Berlin. Der Gesundheitsausschuss des Bundestags hat zum Thema Krankenhausinfektionen durch multiresistente Keime beraten. Anlass war der „Fall Kiel“. Georg Baum, Hauptgeschäftsführer der Deutschen Krankenhausgesellschaft (DKG), erklärte dazu:
Der „Fall Kiel“ zeige, dass trotz konsequenter Einhaltung von Hygienemaßnahmen das Risiko einer Erregerübertragung nicht ausgeschlossen werden könne. Die Infektionsdiskussion müsse dringend versachlicht werden. Notwendig sei ein konzertiertes Zusammenwirken aller Beteiligten. Für die Kliniken habe Infektionsprophylaxe schon seit Jahren allerhöchste Priorität. Es seien viele Verbesserungen erreicht worden. Mehr Infektionsvermeidung wäre aber möglich, wenn alle auch konsequent dazu beitragen würden.


Infektionsprophylaxe brauche Investitionen in bauliche und sanitäre Ausstattungen. Dazu müssten die Investitionsmittel auch bereitgestellt werden.
Die vom Robert Koch-Institut (RKI) benannten Risikogruppen würden vor einer Krankenhausbehandlung getestet und wenn notwendig, entsprechend vorbehandelt. Die Krankenhäuser seien bereit, den Kreis der Risikogruppen deutlich auszuweiten oder alle Patienten zu testen. Sie müssten aber in die Lage versetzt werden, die Patienten vorzubehandeln und zu isolieren. Dies erfordert deutlich mehr Raumkapazitäten in den Krankenhäusern. Auch dafür seien mehr Investitionsmittel erforderlich. Die Diskussionen über Auslastungsquoten von Krankenhausbetten und den Abbau von Krankenhäusern müssten diese Aspekte stärker berücksichtigen.
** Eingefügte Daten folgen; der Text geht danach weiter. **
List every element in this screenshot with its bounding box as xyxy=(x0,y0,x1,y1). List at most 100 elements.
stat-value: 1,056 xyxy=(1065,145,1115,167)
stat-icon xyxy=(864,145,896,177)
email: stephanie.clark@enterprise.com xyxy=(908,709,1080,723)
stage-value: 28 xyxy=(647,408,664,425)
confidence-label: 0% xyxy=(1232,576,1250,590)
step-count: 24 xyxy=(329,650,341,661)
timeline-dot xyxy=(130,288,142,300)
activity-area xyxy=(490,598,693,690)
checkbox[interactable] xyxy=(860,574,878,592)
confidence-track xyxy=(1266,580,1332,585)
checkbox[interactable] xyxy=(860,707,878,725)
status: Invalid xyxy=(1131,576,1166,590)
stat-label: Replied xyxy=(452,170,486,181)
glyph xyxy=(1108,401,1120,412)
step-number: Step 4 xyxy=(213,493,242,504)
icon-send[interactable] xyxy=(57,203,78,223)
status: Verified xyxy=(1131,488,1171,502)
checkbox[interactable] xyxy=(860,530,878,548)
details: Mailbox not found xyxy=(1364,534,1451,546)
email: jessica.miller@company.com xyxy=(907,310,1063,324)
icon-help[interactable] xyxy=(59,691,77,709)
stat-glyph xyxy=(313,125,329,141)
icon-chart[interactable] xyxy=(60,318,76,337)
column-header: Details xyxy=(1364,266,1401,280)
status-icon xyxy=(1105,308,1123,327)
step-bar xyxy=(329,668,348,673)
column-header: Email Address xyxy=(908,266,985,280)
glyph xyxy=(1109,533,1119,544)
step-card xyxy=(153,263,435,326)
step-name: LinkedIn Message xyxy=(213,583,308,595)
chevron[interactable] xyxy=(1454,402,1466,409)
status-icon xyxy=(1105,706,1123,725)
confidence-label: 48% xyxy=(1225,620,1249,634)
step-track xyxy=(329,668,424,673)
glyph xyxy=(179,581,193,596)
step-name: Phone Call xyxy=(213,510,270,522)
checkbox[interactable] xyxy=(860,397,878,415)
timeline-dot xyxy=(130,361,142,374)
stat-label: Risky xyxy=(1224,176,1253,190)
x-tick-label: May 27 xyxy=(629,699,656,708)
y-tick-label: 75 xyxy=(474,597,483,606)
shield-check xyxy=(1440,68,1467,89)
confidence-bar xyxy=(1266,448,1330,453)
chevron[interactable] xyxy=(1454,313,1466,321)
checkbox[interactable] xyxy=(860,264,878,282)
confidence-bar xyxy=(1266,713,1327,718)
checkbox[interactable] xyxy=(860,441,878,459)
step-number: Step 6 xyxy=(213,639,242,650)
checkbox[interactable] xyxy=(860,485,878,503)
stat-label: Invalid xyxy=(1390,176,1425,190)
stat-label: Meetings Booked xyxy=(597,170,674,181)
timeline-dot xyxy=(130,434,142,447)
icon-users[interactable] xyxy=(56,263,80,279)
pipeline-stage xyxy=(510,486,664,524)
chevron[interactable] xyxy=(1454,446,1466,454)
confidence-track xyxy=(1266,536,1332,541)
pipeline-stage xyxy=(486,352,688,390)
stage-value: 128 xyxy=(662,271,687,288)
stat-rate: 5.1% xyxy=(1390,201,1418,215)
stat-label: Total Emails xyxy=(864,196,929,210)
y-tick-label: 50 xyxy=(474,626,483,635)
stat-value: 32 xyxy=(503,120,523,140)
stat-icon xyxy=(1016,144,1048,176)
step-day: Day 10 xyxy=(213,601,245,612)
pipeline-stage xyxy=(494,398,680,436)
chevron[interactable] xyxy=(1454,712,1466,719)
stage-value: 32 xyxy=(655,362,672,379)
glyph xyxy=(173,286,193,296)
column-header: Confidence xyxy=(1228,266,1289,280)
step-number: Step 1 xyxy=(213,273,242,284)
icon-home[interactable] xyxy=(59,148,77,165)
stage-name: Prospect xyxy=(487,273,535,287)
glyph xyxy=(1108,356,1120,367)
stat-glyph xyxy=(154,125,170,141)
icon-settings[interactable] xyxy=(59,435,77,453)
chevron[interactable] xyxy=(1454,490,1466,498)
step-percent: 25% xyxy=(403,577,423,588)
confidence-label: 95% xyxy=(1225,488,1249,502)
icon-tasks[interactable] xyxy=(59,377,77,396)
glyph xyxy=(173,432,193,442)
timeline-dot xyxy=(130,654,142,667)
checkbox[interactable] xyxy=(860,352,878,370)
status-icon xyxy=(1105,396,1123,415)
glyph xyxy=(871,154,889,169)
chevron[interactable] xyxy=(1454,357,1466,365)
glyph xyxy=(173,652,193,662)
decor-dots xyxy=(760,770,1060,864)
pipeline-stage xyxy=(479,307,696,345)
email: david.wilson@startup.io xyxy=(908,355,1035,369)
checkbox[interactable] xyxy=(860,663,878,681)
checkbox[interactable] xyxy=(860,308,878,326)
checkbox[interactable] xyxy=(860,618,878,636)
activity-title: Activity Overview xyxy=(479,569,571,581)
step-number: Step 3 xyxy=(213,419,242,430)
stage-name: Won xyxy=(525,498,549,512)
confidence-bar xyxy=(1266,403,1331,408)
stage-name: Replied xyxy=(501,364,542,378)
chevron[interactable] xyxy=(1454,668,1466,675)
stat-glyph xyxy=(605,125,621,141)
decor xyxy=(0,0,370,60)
Die Krankenhäuser erwarteten auch von den Krankenkassen deutlich mehr Unterstützung. Baum verwies darauf, dass der GKV-Spitzenverband 2014 im Gemeinsamen Bundesausschuss (G-BA) verhinderte, dass niedergelassene Ärzte deutlich erweiterte Möglichkeiten zum Erkennen und Behandeln von Patienten mit multiresistenten Keimen vor Beginn eines geplanten Krankenhausaufenthaltes an die Hand bekommen haben. Auch die Auslösekriterien für die Testung einer Infektionsbesiedelung seien hinter den RKI-Kriterien (KRINKO) zurückgeblieben. „Während also die Krankenhäuser nach den Maßstäben der KRINKO-Kommission arbeiten, verweigerte der GKV-Spitzenverband die KRINKO-Kriterien zum Bestandteil der leistungsrechtlichen Regelungen zu machen. Hier ist der Gesetzgeber gefordert“, erklärte der DKG-Hauptgeschäftsführer. Er forderte die Einführung einer klaren Finanzierungsregelung, mit der die Testung und Vorbehandlung für alle Patienten vergütet wird. Die Testung und Behandlung aller ca. 18 Millionen Krankenhauspatienten kostet rund 1 Milliarde Euro. Angesichts der jährlichen Investitionslücke von etwa drei Milliarden Euro und einer Quote von 40 Prozent Krankenhäusern mit roten Zahlen könnten die Krankenhäuser das nicht allein schultern. Infektionsprophylaxe müsse zentraler Eckpunkt der Krankenhausreform werden.